気さくで人当たりが良い皇先生。
嬉しそうに寄ってくるその笑顔は、時が経っても変わらない。
「前の佐藤校長が心筋梗塞で倒れて、退職するからって緊急で就任したんだ。…そんなことより、元気なのか?楽しくやってるのか?」
「は…はい!」
この中等部の教務主任だった皇先生は、俺にとっては、まさしく恩師。
他の教員が、俺が北桜を辞めることを猛反対する中、この先生だけは賛成してくれて、協力的だった。
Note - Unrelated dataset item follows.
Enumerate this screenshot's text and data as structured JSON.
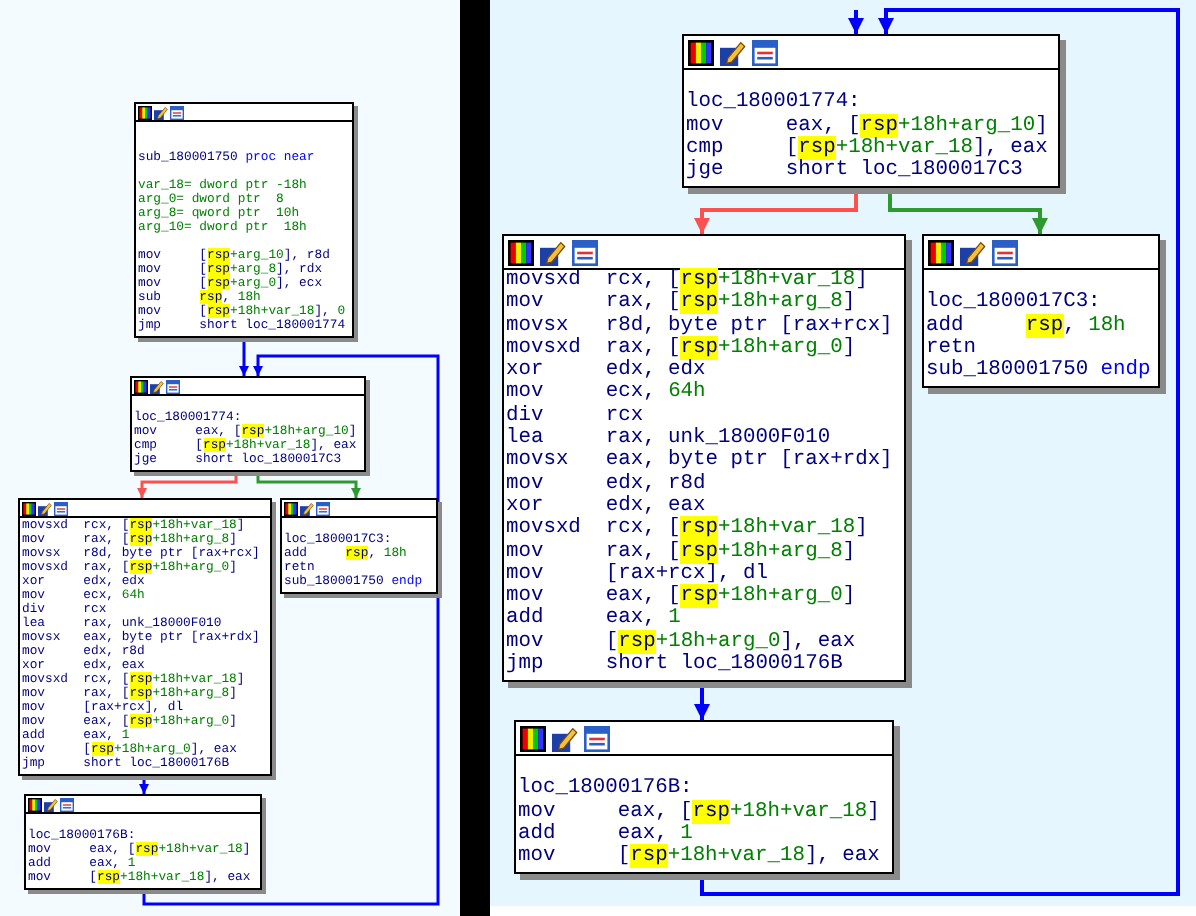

『自分の決めた道を信じろ!』だなんて、お熱い言葉も頂いた。
でも、本当に信じて良かったと思う。
と、いう昔話はさておき。
この皇先生が、高等部の現校長。
…なら、話が段々繋がってくる。
皇先生は、親父が学生だった時からこの学園の教員をやっていて、昔からこの学園を見ている。
そして、どの生徒や親にもフラットに対応していて、決して媚びたりしない。
故に…寄付金云々なんて関係ないもんだから。
VIPを御贔屓にする先生では、ないのだ。
…だからか。
警察に、捜査に協力的なのは。
事件が起こったことを、学園の不名誉として揉み消そうとしないスタンスでいるのは。